Distilled 2006, Bottled 2013.

André 86%
Typiquement Laphroaig, agrumes, medicinal et tourbé, très verdâtre, maritime et salin. Texture liquide en bouche, médicinale, cendreuse, herbe verte mouillée, zeste de citron, agrumes, miel et crème saveur vanille, antiseptique. Finale persistante, sur la tourbe médicinale et cendreuse, bien vanillée et remplie d’agrumes.

Patrick 92%
Oh, Laphroaig comme je l’adore, médicinal, salé, intense et définitivement pas pour les enfants. Smooooooth!! Dire qu’il y a quelques années à peine ce genre d’embouteillages était disponibles partout pour une bouchée de pain… Je peux vous assurer que j’en ai savouré chaque gorgée! Nez : La fumée de tourbe huileuse et médicinale typique de Laphroaig. Que dire de plus ? Bouche : Porté par une belle texture huileuse, la fumée huileuse et médicinale de Laphroaig s’exprime avec toute la force possible, mais aussi une bonne dose bois brûlé, de caramel salé, une goutte de miel et une grosse pincée de sel pas subtile pantoute. Bref, bonheur! Finale : D’une superbe longueur, fumée et salée.
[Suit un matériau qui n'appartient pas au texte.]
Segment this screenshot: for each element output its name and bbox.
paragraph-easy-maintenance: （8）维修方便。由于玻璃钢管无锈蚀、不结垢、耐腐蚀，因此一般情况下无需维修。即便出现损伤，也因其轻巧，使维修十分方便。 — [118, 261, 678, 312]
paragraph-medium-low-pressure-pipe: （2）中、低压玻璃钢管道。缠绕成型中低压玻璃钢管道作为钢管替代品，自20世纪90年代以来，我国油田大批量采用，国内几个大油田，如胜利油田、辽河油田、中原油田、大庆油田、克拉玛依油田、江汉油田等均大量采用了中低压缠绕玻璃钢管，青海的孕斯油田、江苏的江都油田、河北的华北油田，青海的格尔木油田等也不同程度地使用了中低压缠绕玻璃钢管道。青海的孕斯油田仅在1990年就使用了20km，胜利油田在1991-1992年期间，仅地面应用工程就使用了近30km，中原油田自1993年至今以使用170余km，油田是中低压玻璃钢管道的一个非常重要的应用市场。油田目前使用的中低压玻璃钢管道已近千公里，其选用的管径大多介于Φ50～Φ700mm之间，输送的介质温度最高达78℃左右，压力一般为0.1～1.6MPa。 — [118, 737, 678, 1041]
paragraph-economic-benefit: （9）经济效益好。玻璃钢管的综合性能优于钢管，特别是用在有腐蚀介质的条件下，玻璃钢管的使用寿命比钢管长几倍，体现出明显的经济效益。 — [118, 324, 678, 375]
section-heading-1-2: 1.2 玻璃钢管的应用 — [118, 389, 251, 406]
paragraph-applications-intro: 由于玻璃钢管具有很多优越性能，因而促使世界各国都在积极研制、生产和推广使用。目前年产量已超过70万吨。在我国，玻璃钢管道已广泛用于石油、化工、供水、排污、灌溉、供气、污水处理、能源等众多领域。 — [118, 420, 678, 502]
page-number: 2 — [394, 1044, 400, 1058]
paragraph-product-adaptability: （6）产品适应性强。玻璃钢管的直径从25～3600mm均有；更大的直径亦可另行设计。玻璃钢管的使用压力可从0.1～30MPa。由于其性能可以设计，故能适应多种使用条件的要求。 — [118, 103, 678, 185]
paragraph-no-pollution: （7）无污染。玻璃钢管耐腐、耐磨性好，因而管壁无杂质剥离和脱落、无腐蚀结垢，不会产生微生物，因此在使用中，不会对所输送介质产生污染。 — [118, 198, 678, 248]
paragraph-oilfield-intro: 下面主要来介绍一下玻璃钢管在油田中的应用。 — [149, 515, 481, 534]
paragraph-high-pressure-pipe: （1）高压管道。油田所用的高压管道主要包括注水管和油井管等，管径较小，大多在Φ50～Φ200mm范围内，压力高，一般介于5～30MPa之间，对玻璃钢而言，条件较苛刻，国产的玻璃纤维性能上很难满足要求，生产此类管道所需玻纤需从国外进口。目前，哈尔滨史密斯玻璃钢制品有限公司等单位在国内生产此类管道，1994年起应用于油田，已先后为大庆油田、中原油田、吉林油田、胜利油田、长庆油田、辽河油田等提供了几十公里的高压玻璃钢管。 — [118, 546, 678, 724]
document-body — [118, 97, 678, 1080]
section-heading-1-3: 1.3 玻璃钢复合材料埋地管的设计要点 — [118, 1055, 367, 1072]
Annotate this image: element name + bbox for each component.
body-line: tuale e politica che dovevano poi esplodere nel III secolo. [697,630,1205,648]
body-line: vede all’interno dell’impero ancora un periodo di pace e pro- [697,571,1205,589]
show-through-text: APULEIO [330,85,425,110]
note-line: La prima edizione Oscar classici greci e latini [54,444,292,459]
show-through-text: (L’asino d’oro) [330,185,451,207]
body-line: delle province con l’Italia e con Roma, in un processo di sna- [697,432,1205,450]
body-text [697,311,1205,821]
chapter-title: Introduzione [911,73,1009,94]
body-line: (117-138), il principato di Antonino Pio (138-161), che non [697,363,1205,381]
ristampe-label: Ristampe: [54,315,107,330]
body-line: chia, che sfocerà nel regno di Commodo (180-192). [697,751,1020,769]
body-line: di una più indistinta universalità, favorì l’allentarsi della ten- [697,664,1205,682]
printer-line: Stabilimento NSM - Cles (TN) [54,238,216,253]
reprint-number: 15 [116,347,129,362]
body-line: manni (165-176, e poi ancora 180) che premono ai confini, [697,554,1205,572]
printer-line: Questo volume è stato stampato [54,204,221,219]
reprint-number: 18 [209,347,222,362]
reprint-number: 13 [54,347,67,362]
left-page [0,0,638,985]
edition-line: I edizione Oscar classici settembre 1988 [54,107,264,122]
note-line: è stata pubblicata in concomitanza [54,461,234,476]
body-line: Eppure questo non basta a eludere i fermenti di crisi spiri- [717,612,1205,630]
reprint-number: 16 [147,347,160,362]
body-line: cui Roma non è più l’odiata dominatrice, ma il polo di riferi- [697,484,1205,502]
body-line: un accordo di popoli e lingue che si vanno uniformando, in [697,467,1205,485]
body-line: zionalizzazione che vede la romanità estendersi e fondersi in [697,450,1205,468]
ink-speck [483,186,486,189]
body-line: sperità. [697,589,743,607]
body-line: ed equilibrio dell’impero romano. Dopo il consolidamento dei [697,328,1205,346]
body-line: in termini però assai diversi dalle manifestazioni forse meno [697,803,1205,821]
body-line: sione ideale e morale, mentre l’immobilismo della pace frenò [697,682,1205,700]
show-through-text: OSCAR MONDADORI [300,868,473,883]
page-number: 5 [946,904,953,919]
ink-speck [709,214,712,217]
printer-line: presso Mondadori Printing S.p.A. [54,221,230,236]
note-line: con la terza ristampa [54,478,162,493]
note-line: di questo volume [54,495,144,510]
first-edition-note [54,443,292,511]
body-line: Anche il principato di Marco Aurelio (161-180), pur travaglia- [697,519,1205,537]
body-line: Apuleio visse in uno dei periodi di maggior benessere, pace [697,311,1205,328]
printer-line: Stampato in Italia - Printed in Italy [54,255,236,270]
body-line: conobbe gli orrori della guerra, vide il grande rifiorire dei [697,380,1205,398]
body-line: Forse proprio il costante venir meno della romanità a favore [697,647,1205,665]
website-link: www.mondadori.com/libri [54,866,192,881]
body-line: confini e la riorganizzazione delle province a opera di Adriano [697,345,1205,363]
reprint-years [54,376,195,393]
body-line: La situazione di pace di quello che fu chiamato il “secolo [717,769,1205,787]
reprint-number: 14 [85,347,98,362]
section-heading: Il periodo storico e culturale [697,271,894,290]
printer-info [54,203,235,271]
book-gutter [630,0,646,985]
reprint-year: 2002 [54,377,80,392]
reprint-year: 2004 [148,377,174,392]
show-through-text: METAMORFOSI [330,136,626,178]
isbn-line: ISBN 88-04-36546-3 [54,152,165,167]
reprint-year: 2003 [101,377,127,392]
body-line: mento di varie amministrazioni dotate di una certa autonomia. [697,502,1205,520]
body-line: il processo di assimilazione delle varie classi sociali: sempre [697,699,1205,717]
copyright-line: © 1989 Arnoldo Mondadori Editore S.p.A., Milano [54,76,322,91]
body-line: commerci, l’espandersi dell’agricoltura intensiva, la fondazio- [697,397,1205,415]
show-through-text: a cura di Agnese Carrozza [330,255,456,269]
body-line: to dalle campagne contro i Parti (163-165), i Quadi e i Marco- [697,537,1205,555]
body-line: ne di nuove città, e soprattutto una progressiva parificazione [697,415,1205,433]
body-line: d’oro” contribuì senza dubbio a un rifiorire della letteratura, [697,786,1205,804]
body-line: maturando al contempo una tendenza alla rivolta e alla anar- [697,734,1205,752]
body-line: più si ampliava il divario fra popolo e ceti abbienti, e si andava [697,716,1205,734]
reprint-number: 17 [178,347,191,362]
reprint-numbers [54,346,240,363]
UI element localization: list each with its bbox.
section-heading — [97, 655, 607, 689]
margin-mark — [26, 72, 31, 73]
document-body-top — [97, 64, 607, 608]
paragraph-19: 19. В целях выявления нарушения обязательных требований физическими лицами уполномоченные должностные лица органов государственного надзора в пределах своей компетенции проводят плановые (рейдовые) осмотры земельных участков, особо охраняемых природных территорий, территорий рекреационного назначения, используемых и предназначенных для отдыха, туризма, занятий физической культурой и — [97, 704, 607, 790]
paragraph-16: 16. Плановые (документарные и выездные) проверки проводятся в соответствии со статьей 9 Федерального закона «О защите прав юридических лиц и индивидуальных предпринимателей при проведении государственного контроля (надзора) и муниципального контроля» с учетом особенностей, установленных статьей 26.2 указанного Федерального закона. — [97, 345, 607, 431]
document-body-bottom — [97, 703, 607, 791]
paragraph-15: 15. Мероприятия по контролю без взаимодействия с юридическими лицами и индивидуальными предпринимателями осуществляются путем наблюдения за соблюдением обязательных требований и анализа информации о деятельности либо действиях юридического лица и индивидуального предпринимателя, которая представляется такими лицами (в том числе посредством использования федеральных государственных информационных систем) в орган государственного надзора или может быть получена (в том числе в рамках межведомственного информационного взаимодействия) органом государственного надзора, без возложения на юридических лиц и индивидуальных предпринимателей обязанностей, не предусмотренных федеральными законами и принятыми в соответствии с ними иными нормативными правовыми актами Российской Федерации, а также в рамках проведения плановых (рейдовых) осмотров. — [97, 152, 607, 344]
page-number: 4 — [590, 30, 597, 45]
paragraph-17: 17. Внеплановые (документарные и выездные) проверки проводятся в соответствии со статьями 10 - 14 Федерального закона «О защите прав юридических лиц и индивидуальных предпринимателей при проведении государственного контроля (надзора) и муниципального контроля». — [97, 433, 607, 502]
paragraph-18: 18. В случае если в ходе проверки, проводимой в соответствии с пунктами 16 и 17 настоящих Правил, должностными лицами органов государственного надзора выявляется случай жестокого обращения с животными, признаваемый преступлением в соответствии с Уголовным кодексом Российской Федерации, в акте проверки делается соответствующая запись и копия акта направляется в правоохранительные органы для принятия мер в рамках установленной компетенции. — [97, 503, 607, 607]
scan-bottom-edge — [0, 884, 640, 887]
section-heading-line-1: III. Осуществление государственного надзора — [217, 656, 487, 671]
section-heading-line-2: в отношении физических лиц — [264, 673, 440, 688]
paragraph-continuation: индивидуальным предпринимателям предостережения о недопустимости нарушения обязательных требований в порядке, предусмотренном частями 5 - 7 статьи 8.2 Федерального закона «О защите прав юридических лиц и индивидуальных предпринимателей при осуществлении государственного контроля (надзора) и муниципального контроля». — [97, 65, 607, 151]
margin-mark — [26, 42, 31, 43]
SWMS G4.10 Cameronbridge 34 ans

52.8% alc./vol.
‘’Coffee Toffee’’, Distilled 15-02-1982, Bottled 2016 from Refill Ex-Bourbon Hogshead, 180 bottles.

André 91%
Nail polish remover, noix cuites au four enduites de miel, céréales Sugar Crisp, mashmallow trempés dans le caramel chaud, fruits tropicaux. Bouche : Rhum brun, caramel, noix, grains de café torréfiés et sirop d’érable, pincée de cannelle. La texture en bouche est exquise, grasse et amoureuse. Finale lente et langoureuse, gousse de vanille et Cream Soda, sirop d’érable caramélisé et noix séchées.

Patrick 92%
Wow, de loin le meilleur Cameronbridge que je n’aie jamais eu! Le whisky m’a fait penser à un whisky canadien, mais en plus suave. Nez : Guimauves nappées de caramel, avec un petit quelque chose rappelant un garde-robe de cèdre, de la noix de coco, ainsi que des noix grillées au miel. Appétissant! Bouche : Savoureuse, avec de la vanille, de la noix de coco, du cèdre, des noix au miel, des guimauves nappées de caramel et un discrète note de rhubarbe. Wow, superbe, surtout au niveau de la texture en bouche! Finale : D’une belle longueur, avec du fudge, du caramel et de la vanille.

John E. McPherson & Sons Ltd Cluny 12ans Black Label Blend

40% alc./vol.
Italian Market bottling (bottled 70’s).

André 88%
Huge sherry pâteux, terreux, caramel intense, miel chaud, oranges sanguines. Touche herbeuse. En bouche, on perçoit le whisky de grain un peu plus, petits fruits sauvages, pâte de fruits, warehouse terreux, belles notes de miel, le sherry me rappelle un Glendronach ou Ben Nevis Sherry single cask, bon apport de tourbe en arrière-plan. Texture un peu liquide mais super agréable. Finale un peu courte, sur les fruits rouges accompagnée d’une touche de tourbe et de caramel salé en background.

Patrick 90%
Un délicieux whisky qui, s’il n’était pas si rare, ferait un excellent dram quotidien. A noter que ce whisky m’a été présenté par un Ukrainien, 2 jours après le début de l’invasion criminelle de son pays par la Russie de Poutine. Émouvant. Nez : Un superbe parfum débordant de malt, de miel et une belle petite touche fruitée. Bouche : Porté par une belle texture, le malt se mélange admirablement bien avec le miel, un peu de vanille, une touche fruitée, d’oranges sanguines et une note fumée plutôt évanescente. Meilleur de gorgée en gorgée, superbe ! Finale : D’une longueur moyenne, boisée et sucrée.